32. L’application est-elle compatible Android 13 ?
→ Elle est conçue pour Android 4.4 (KitKat) et au-dessus. Une mise à jour du SDK permettrait de garantir
la compatibilité Android 13.
33. Quels types d’exceptions peuvent survenir dans la reconnaissance vocale ?
→ Absence de micro, permissions non accordées, coupure réseau (si en ligne), mauvaise qualité de son.
34. L’interface respecte-t-elle les normes ergonomiques Android ?
→ Oui, dans l’ensemble : icônes intuitives, retour visuel, navigation simple.
35. As-tu utilisé des permissions spécifiques ?
→ Oui, BLUETOOTH, BLUETOOTH_ADMIN, et RECORD_AUDIO pour la reconnaissance vocale.
36. Quelle bibliothèque as-tu utilisée pour le Bluetooth ?
→ L’API Bluetooth native d’Android ([Link]).
37. As-tu testé l’application sur plusieurs téléphones ?
→ Oui (exemples : Samsung Galaxy A10, Infinix Note). Fonctionnelle sur différents modèles Android.

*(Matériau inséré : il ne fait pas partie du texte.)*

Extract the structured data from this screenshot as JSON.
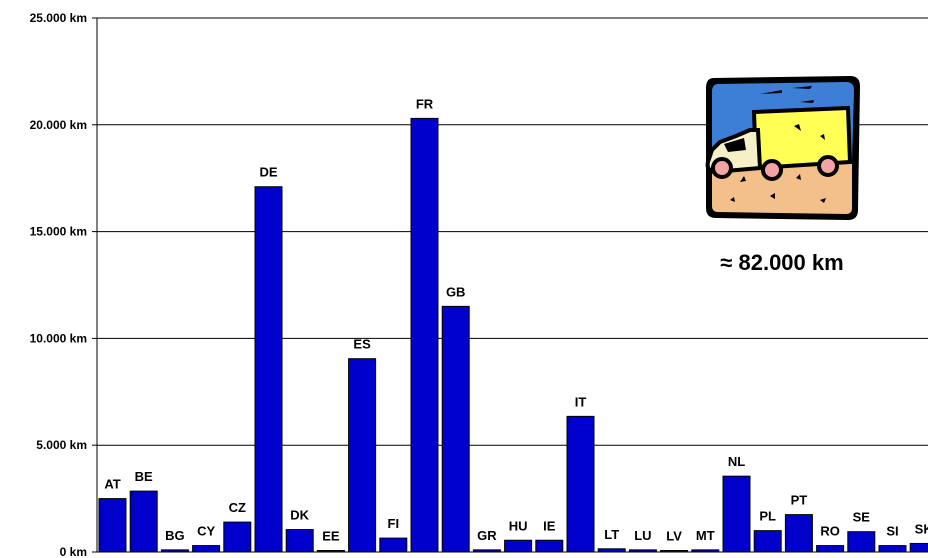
{
  "chart_data": {
    "type": "bar",
    "title": "",
    "xlabel": "",
    "ylabel": "",
    "ylim": [
      0,
      25000
    ],
    "grid": true,
    "y_ticks": [
      "0 km",
      "5.000 km",
      "10.000 km",
      "15.000 km",
      "20.000 km",
      "25.000 km"
    ],
    "categories": [
      "AT",
      "BE",
      "BG",
      "CY",
      "CZ",
      "DE",
      "DK",
      "EE",
      "ES",
      "FI",
      "FR",
      "GB",
      "GR",
      "HU",
      "IE",
      "IT",
      "LT",
      "LU",
      "LV",
      "MT",
      "NL",
      "PL",
      "PT",
      "RO",
      "SE",
      "SI",
      "SK"
    ],
    "values": [
      2500,
      2850,
      100,
      300,
      1400,
      17100,
      1050,
      50,
      9050,
      650,
      20300,
      11500,
      100,
      550,
      550,
      6350,
      150,
      100,
      50,
      100,
      3550,
      1000,
      1750,
      300,
      950,
      300,
      400
    ],
    "bar_color": "#0000cc",
    "annotation": "≈ 82.000 km"
  },
  "icon": "delivery-truck-icon"
}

38. Comment gères-tu la latence entre la commande vocale et l’action ?
→ En moyenne 1–2 secondes, selon la vitesse de traitement vocal et la liaison Bluetooth.
39. Comment l’application réagit-elle en cas de bruit ambiant ?
→ Si le bruit interfère, la reconnaissance vocale peut échouer ou mal interpréter.
40. L’application donne-t-elle un retour à l’utilisateur ?
→ Oui : affichage de l’état des lampes, messages de connexion Bluetooth.
41. Quelle est l’architecture de ton code Android ?
→ Basée sur une MainActivity, avec gestion des événements Bluetooth et vocaux dans des méthodes
dédiées.
42. Reconnaissance vocale : en ligne ou hors-ligne ?
→ En ligne (basée sur Google Speech API), donc nécessite Internet.
43. Que se passe-t-il si la commande est mal comprise ?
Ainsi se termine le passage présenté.